Fahrenheit 451: What techniques does the author use to engage the audience and make the story effective? Give examples to support your analysis (mystery, humor, symbolism, suspense, etc.).


I loved this book. It was one of the most griping stories I have ever read. It had a message, and it told a story that can’t be forgotten. But it wasn’t just the plot of the story that I enjoyed the most. It was the literary techniques that made it the most interesting.

Bradbury used descriptive language, lots of suspense, and irony to make this story engage readers and make it effective.

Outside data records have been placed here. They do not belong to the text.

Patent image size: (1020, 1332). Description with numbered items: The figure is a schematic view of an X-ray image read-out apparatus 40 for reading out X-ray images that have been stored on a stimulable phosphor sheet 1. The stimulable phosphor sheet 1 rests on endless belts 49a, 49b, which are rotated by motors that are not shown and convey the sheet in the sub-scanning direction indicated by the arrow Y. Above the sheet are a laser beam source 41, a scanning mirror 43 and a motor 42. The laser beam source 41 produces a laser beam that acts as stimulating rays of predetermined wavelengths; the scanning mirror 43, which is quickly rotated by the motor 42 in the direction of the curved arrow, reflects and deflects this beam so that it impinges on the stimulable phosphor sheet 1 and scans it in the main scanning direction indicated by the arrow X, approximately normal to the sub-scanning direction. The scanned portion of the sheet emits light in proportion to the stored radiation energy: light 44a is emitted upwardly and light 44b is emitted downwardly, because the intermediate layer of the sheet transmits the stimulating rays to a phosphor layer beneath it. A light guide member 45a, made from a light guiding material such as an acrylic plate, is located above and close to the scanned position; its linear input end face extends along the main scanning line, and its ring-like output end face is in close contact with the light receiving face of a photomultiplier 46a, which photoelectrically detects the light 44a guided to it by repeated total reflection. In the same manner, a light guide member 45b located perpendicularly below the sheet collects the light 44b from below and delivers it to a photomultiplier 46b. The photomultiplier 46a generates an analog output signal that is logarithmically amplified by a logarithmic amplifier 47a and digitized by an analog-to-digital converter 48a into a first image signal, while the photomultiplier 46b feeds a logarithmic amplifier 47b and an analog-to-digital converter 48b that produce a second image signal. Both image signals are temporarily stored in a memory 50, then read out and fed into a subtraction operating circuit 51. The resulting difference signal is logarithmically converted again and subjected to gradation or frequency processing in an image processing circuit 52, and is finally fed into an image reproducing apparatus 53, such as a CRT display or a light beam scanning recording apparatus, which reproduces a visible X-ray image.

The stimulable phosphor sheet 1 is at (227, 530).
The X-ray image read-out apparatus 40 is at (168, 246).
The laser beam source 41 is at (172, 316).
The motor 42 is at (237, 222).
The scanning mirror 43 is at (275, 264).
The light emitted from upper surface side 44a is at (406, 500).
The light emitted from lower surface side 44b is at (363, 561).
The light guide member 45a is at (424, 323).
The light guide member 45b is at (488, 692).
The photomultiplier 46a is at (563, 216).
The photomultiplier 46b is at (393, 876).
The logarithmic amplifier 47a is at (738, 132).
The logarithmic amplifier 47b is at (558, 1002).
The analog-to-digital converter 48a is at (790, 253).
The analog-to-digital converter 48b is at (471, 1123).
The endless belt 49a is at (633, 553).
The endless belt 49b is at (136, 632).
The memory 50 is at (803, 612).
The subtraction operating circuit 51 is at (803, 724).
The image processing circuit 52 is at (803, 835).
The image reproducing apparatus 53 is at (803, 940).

Bradbury is a very descriptive writer and therefore, his characters are very descriptive when describing things. He uses his talent to make the story more interesting. For example, on page 8 he describes Clarisse, “She had a very thin face like the dial of a small clock seen faintly in a dark room in the middle of the night when you waken to see the time and see the clock telling you the hour and the minute and the second, with a white silence and a glowing, all certainty and knowing what it has to tell of the night passing swiftly on toward further darknesses, but moving also toward the sun.” (Bradbury pg. 8) He compares her face to the dial of a clock and gives the reader a better idea of her character.This kind of descriptive language makes the reader think, and it makes the book feel more developed.  He also describes more gruesome things, like the incineration of Beatty on page 113. “There was a hiss like a great mouthful of spittle banging a red-hot stove, a bubbling and frothing as if salt had been poured over a monstrous black snail to cause a terrible liquefaction and a boiling over of yellow foam.” (Bradbury pg. 113) He gets the readers imagination pumping and makes them see this image in their mind. He goes into great detail here to make this act of Montag's more macabre, and longer.

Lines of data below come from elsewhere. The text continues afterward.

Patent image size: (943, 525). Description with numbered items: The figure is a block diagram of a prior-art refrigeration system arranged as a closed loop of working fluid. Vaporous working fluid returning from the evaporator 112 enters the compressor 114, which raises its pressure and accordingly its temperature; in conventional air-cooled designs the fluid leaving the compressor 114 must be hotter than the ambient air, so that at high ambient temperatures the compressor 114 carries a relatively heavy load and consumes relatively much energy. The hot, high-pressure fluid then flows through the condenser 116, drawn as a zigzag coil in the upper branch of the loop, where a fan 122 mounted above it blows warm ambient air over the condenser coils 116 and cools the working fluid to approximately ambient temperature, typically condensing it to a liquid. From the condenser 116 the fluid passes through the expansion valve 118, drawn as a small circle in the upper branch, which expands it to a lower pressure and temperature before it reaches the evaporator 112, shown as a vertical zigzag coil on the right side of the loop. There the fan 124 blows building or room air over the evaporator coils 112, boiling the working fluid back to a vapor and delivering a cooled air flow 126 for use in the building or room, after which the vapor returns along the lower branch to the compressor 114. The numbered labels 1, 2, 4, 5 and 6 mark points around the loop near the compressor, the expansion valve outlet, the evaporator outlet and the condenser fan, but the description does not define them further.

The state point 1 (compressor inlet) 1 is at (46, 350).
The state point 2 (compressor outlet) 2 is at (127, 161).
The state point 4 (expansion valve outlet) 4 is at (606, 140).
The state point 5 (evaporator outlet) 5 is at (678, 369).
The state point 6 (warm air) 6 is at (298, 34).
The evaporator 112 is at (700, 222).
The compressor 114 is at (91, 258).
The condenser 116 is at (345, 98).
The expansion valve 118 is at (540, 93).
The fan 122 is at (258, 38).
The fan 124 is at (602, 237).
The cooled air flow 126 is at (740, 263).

Bradbury also uses suspense to make his story more intense. The majority of this suspense revolves around Guy Montag. The real suspense begins when he steals the book from the house he burned and hides it in his own home.  (Bradbury pg 35) This gets readers really interested because by breaking the law, he's putting his very life in danger.  Suspense starts to escalate when Beatty comes to Montag's house and talks to him, and Montag asks what would happen if a fireman (himself) had a book. (Bradbury pg. 50-60) Then you KNOW that Beatty KNOWS Montag has one! And this makes the stakes higher because Beatty could come and burn Montag’s house down! Then the suspense skyrockets when Montag goes back to work and Beatty starts talking funny to him, saying he’s ‘got him going.’ (Bradbury pg.103)   When the alarm rings and Montag finds himself in front of his own house, readers are on the edge of their seats! (Bradbury pg. 106) And in the moment that Montag attacks Beatty, all the suspense EXPLODES! Bradbury spreads out the suspense throughout the story to keep readers interested and on edge.

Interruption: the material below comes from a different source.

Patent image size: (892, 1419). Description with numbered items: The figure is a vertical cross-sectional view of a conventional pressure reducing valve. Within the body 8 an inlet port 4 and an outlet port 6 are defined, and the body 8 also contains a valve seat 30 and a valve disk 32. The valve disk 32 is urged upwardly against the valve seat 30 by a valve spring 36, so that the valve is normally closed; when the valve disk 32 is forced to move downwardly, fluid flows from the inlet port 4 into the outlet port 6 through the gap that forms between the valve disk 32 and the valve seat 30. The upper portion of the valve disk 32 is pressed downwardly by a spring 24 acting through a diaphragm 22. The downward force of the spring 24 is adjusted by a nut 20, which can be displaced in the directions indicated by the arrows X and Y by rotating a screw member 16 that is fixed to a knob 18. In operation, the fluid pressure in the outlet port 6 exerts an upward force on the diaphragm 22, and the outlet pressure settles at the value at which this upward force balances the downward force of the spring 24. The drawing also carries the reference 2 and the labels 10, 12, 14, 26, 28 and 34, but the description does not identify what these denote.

A third thing Bradbury uses is irony. There is one major display of irony that Bradbury uses between the antagonist and the protagonist. Towards the middle of the novel Beatty is giving a speech to Montag about why books are burned. He choppily describes it, saying, “Colored people don’t like Little Black Sambo. Burn it. White people don’t feel good about Uncle Tom’s Cabin. Burn it. Someone’s written a book on tobacco and cancer of the lungs? The cigarette people are weeping? Burn the book. Serenity, Montag. Peace, Montag. Take your fight outside. Better yet, into the incinerator.”  (Bradbury pg. 57) He goes on about burning the things that cause problems in the society, completely appalling Montag. Later, after Montag kills Beatty (by BURNING him) he thinks, “Beatty, you’re not a problem now. You always said, don’t face a problem, burn it. Well, now I’ve done both. Goodbye Captain.” (Bradbury pg. 115) This blunt statement of Montag's shocks readers.


Bradbury, Ray. Fahrenheit 451. New York: Simon and Schuster, 1967. Print.